Let me ask you a question. Are you sexually pure? There is a good chance you don’t even know how to answer that question. Does your purity have to do with whether or not you had sex before you got married? Or whether or not you’ve ever sought out pornography or cheated on your spouse?

I have bad news and good news for you. The bad news is that you’ve blown it. God’s standard of purity, sexual and otherwise, is so high that you cannot possibly keep it. Jesus made this point: “You have heard that it was said, ‘You shall not commit adultery.’ But I tell you that anyone who looks at a woman lustfully has already committed adultery with her in his heart” (Matt. 5:27–28). With this statement, Jesus moved the achievable standard of sexually pure behavior to the impossible standard of absolute purity in our sexual thoughts.

My husband and I did not have sex together before we got married. Yes, I was technically a virgin. But as my understanding of God’s design for sexuality has expanded, so has my awareness of how terribly I’ve missed that mark, both before and within marriage.

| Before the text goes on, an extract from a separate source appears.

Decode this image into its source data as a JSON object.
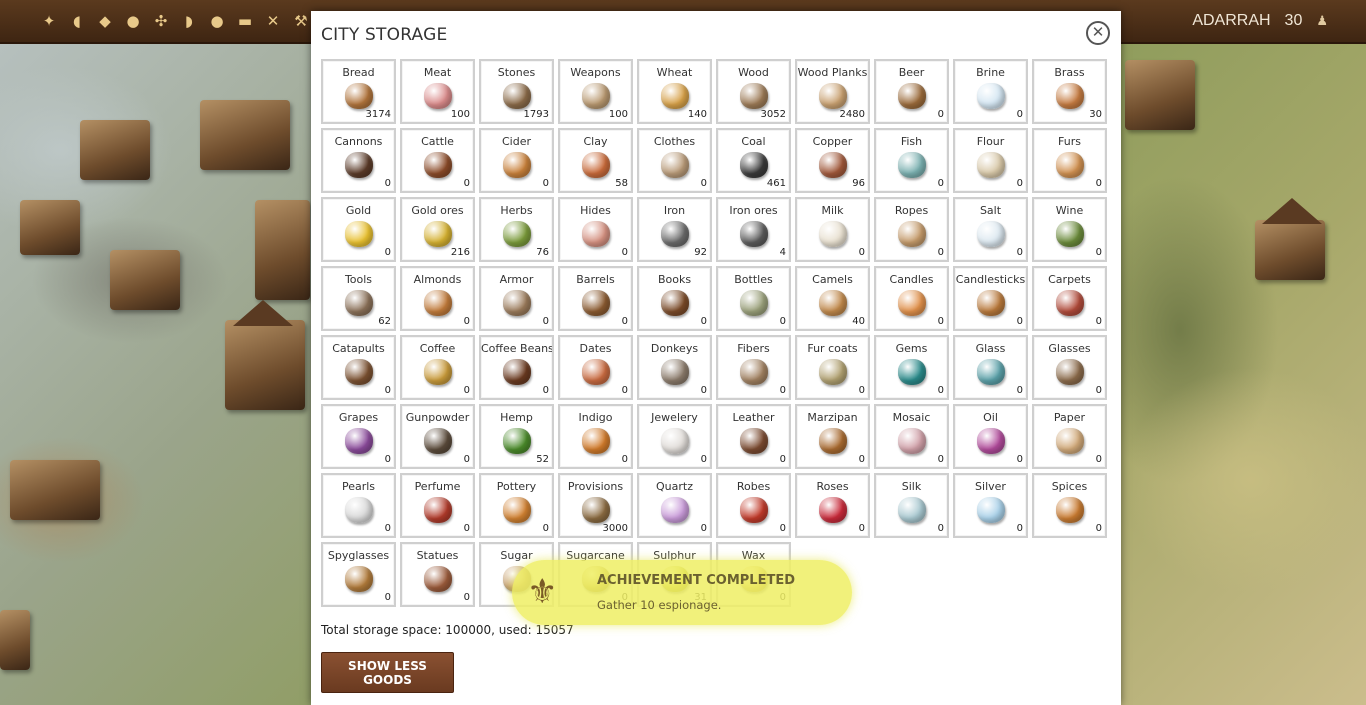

The Bible clearly reminds us that none of us can ever become “pure” because of our choices to avoid sin. “There is no one righteous, not even one. . . . All have turned away, they have together become useless” (Rom. 3:10–12). The “purest” people in Jesus’ day were the religious leaders. You’ve probably heard them called “Pharisees.” They would have been the ones harshly judging people who admitted to masturbating or sleeping around. The Pharisees followed the rules of the Bible with meticulous care. They were also the people to whom Jesus had the most critical things to say. They looked good on the outside, but they didn’t realize the rottenness of their own hearts. It’s ultimately not an affair, premarital sex, or pornography that makes us impure. Those actions are the symptoms of a disordered heart that has rejected God.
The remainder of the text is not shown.